Based on this fact I've imported on my working machine into a temporary Uniface repo all Outlook signatures either coming from:
- as described into Uniface documentation: /sti /mwr=com /pid Outlook.Application:OL19
- as found from Norbert: /sti /mwr=com "C:\Program Files\Microsoft Office\root\Office16\MSOUTL.OLB"
Each of those two groups were collected into a separate SubSystem (Sorry guys, still U9 here!):
- MSOFFICE
- OUTLOOK2019PLUS
I've made a quick comparison for few common signatures between the two groups; I've used these component signatures:
- (prefix)application
- (prefix)recipient
They are IDENTICAL, same operations and same parameters, with differences only into fields TIMESTAMP, COMPONENTNAME, SUBSYSTEM (obviously!).
At this point it seemed to me those loaded from MSOUTL.OLB were a superset of those coming from Outlook PID and again those coming from MSOUTL.OLB seeed more aligned to current Outlook functionalities.

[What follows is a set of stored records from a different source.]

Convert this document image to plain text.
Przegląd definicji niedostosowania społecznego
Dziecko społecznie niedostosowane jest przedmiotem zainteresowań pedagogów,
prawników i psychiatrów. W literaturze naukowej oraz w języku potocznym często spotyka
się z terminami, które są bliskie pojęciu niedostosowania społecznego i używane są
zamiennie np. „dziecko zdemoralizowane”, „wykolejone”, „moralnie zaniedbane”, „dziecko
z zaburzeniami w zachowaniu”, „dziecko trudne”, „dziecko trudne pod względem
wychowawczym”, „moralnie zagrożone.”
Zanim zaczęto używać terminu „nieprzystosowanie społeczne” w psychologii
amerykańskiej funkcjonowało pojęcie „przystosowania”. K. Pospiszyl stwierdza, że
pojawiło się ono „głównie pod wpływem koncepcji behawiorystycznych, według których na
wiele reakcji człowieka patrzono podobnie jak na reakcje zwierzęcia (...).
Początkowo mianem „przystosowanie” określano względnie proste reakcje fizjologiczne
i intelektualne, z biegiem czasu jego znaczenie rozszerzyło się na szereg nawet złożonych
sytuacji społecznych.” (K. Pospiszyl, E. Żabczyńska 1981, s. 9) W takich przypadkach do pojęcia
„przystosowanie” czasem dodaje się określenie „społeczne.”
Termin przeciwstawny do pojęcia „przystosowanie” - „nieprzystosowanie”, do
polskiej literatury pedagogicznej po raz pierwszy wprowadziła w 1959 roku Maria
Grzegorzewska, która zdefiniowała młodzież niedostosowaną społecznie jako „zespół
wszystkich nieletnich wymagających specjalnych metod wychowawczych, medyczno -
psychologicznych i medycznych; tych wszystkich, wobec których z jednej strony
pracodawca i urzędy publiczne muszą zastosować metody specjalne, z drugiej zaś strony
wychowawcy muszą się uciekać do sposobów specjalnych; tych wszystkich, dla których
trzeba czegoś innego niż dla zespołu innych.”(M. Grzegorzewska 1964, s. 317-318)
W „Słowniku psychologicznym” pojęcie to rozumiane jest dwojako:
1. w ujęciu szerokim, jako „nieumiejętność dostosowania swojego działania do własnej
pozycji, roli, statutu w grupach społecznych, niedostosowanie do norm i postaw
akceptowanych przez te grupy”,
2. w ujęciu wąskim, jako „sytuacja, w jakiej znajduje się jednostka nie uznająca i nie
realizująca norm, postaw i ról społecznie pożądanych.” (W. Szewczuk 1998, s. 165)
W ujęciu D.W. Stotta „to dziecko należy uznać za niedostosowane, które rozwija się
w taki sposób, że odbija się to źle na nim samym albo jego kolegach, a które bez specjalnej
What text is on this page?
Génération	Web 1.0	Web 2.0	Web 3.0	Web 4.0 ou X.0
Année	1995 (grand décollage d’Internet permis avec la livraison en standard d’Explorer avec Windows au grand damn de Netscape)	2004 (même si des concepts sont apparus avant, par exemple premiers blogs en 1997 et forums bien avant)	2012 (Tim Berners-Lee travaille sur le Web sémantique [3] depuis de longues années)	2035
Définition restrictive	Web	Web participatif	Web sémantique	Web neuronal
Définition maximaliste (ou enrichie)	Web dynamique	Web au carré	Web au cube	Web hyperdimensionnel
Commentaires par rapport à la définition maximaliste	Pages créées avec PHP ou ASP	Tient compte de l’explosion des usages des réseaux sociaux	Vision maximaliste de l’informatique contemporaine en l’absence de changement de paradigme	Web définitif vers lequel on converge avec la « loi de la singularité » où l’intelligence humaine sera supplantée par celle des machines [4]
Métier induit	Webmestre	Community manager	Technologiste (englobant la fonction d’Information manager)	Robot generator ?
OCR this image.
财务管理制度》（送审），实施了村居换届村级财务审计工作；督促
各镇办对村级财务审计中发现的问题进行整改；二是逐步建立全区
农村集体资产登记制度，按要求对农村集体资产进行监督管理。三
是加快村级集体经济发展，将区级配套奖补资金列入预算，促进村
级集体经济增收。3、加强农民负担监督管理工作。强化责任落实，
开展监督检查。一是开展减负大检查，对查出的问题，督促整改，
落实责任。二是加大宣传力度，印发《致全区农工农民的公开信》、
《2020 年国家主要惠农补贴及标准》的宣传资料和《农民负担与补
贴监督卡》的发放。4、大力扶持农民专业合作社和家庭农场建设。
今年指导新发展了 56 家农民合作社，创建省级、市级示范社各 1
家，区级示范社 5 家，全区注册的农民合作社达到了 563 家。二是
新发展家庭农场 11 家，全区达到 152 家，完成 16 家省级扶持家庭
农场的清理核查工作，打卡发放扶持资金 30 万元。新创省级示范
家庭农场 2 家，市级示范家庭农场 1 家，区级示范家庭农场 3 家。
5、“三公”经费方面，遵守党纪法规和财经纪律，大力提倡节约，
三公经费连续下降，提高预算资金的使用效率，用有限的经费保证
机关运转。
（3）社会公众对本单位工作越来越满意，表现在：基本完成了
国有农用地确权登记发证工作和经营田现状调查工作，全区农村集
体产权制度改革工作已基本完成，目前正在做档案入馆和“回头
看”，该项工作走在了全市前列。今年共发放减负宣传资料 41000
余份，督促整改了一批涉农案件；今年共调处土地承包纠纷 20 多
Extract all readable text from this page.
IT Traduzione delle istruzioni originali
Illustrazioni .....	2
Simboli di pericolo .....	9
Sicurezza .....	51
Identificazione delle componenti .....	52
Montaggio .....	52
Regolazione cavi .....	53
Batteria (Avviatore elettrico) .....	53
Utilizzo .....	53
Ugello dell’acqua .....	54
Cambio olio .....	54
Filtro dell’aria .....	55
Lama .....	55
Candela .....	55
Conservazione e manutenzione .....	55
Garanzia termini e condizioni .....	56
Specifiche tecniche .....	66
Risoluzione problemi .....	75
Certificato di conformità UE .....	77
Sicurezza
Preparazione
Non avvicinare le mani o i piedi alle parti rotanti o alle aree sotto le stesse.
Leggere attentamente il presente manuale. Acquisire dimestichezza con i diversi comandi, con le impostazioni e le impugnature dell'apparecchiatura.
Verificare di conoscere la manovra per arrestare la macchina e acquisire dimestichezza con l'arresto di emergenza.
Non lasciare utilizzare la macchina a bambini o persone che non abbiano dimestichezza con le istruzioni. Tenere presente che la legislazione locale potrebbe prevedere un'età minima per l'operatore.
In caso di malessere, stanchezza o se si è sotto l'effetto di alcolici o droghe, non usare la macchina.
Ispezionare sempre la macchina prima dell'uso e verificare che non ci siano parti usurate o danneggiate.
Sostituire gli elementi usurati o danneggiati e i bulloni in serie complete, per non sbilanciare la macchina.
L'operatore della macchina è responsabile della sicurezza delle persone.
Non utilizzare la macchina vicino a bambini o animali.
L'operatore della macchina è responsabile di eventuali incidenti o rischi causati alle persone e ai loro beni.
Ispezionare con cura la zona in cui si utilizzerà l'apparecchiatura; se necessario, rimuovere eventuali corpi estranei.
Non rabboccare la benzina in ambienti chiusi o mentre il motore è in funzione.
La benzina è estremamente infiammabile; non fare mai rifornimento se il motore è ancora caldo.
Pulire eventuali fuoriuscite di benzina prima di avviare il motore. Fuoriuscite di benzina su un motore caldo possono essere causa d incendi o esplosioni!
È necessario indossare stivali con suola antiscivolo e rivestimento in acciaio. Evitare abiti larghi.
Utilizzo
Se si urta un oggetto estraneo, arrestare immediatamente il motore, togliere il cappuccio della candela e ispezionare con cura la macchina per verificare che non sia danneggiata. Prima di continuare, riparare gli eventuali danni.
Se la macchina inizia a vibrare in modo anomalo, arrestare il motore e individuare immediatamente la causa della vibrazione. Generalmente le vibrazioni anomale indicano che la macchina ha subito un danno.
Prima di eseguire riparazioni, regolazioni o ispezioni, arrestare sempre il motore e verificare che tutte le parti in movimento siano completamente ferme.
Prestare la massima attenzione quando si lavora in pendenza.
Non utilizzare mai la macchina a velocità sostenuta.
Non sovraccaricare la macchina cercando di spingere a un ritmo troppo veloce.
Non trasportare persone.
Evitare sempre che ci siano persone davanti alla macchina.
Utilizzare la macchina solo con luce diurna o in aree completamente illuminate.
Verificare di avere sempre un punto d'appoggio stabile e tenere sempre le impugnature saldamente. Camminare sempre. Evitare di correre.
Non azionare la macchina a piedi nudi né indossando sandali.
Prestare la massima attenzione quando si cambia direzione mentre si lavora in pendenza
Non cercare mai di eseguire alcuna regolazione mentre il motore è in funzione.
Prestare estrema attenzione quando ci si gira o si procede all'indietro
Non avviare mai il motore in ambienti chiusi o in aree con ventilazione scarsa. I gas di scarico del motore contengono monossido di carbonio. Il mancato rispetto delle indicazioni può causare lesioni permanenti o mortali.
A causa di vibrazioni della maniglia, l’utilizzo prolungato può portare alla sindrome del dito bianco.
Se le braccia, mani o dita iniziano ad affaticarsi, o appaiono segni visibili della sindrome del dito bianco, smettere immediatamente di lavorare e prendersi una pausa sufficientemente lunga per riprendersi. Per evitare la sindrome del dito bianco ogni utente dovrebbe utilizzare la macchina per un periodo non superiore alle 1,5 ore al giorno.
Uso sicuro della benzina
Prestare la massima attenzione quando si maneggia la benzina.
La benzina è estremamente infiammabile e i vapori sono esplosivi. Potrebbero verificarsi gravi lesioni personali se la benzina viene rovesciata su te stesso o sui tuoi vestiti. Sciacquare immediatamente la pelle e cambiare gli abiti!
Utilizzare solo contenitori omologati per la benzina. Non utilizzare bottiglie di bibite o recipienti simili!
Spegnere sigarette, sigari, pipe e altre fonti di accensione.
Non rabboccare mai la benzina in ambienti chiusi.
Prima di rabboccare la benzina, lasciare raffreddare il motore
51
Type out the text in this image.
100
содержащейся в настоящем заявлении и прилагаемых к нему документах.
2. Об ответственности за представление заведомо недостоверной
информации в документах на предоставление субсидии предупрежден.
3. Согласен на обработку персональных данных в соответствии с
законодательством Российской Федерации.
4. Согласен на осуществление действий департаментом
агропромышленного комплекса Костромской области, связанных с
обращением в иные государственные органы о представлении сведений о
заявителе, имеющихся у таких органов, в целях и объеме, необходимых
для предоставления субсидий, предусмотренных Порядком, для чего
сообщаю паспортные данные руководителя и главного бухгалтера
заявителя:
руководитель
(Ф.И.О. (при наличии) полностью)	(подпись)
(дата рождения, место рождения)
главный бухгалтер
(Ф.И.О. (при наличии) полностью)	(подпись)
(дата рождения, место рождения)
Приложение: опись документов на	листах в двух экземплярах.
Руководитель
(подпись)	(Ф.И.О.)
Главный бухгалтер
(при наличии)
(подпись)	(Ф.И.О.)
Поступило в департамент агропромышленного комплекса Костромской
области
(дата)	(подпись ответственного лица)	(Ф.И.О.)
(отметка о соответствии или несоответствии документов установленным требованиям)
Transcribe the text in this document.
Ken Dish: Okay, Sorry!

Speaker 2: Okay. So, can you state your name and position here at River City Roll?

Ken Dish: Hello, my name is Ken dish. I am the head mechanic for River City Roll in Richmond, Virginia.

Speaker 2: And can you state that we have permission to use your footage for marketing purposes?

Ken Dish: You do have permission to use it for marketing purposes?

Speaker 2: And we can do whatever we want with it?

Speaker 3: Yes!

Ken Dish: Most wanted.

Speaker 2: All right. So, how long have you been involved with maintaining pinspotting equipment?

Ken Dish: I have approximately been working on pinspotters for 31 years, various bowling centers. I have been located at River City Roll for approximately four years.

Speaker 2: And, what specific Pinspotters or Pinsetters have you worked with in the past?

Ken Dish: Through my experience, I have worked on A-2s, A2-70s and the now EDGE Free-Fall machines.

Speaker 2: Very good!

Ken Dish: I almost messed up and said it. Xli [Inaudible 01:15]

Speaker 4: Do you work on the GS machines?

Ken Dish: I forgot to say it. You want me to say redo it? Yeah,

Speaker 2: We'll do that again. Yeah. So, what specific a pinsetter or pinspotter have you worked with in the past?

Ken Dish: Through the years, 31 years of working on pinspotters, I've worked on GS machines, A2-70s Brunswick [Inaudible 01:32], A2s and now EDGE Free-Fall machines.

To confirm the first impression I've built a spreadsheet extracting ALL signatures from both groups, normalizing signatures names and ordering them; this is confirming the signatures group from MSOUTL.OLB is a COMPLETE superset of the other group. The spredsheet could be downloaded from HERE. Rows marked with yellow color are related to signatures only available from MSOUTL.OLB.
BTW: there are two cases where signatures names are different but it is a condition forced from 32char max length for signatures names into Uniface repo; literal name for both cases is larger and identical.
Hope this help everyone working with Outlook signatures in a Uniface program.
If anyone would like to share more informations on this subject, it would be more than welcome!